The Official Writing Challenge
This article has been read 1011 times
Member Comments
What a great tribute to your grandmother. She sounded like a wonderful woman. It is awesome to see how her influence has allowed so many ministries to go forth in your family. I hope that you can all once again unite together, rather than being spread apart.

This sentence didn't make sense to me:

While Grandpa was too busy trying to earn a living during the depression, taking jobs that ranged from being a street vendor to working as a butcher, to think of the long-term future, Grandma worked to instill eternal values.

You might want to restructure it a bit. Maybe take out some commas and split it up into separate sentences with periods instead. Also, there were a few other minor grammatical errors, but this kind of stuff can be easily fixed.

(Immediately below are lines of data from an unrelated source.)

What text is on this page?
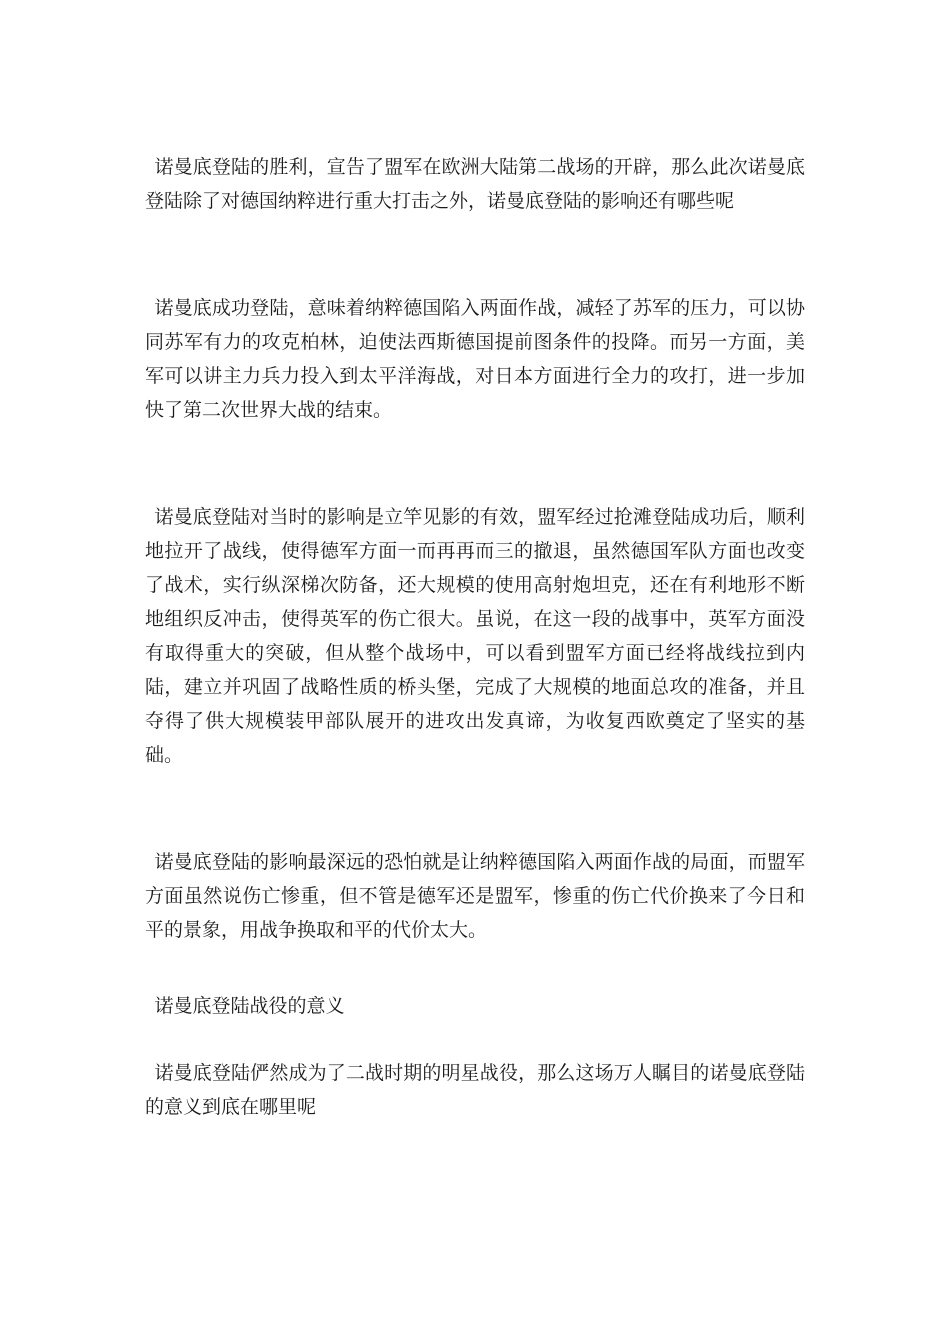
诺曼底登陆的胜利，宣告了盟军在欧洲大陆第二战场的开辟，那么此次诺曼底登陆除了对德国纳粹进行重大打击之外，诺曼底登陆的影响还有哪些呢

诺曼底成功登陆，意味着纳粹德国陷入两面作战，减轻了苏军的压力，可以协同苏军有力的攻克柏林，迫使法西斯德国提前图条件的投降。而另一方面，美军可以讲主力兵力投入到太平洋海战，对日本方面进行全力的攻打，进一步加快了第二次世界大战的结束。

诺曼底登陆对当时的影响是立竿见影的有效，盟军经过抢滩登陆成功后，顺利地拉开了战线，使得德军方面一而再再而三的撤退，虽然德国军队方面也改变了战术，实行纵深梯次防备，还大规模的使用高射炮坦克，还在有利地形不断地组织反冲击，使得英军的伤亡很大。虽说，在这一段的战事中，英军方面没有取得重大的突破，但从整个战场中，可以看到盟军方面已经将战线拉到内陆，建立并巩固了战略性质的桥头堡，完成了大规模的地面总攻的准备，并且夺得了供大规模装甲部队展开的进攻出发真谛，为收复西欧奠定了坚实的基础。

诺曼底登陆的影响最深远的恐怕就是让纳粹德国陷入两面作战的局面，而盟军方面虽然说伤亡惨重，但不管是德军还是盟军，惨重的伤亡代价换来了今日和平的景象，用战争换取和平的代价太大。

诺曼底登陆战役的意义

诺曼底登陆俨然成为了二战时期的明星战役，那么这场万人瞩目的诺曼底登陆的意义到底在哪里呢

I enjoyed your story. Keep on writing.
What a lovely memory to have of your grandmother, even though you never met her. I particularly loved the last line... "Someday I plan to give my grandma a big hug and say thank you for all she left us".

Remember to put spacing between your paragraphs, it makes the entry easier to read.

I enjoyed reading this, well done!

Grandparents are a true blessing to a family. It's true, also, that many families have little time to spend together with their extended relatives-grandparents, aunts and uncles and cousins-what a shame. I enjoyed reading this account of your grandparents and what they have brought to your life.
Thank you for your comments.

I'm a newbie, and this was my first challenge entry, and I didn't know how long it would take to reach the 200 quota, so I rushed my piece.

This time I am taking my time, and hopefully my sentences will not be as convoluted, though my mind tends to work that way.

It made perfect sense when I wrote it, but in re-reading it after a week's time, I can see the problems. Carole L

Welcome to the writing challenge! I'm glad you found it, and I'm glad you found the message boards, too.

You already know that there are some grammar errors, so I'll mention something else, since you asked for suggestions. With 200 entries, you want yours to stand out in some way, so find some way to make yours unique. This is a lovely story of your family's legacy, but there's not much here that's substantially different from the stories of many other families. Use your full 750 words, add one great family story, or if necessary, write this essay more like a fiction story, to help us to get to know the characters better by their dialogue and their actions.
Very nice story here; I too would've loved to seen it drawn out, highlighting a particular event or memory. I am looking forward to reading more of your work!
Lovely memories here. I enjoyed this.
Nice job, Carole. Lots of "heart" in your writing. Don't let yourself be too rushed by the limit of entries. Because of work, family, etc., I once had to wait until Tuesday night and was still able to get my entry accepted. Take heart. :)
What an accomplished family, I agree with grandma that it is too bad that they haven't stayed in touch. Much heart in this entry. I too would have liked more words, a few specifics.
Loved the memories you have shared.
This is a GREAT first entry.
This is great! I liked your opening, especially the details with the tennis shoes, that made this part more believable.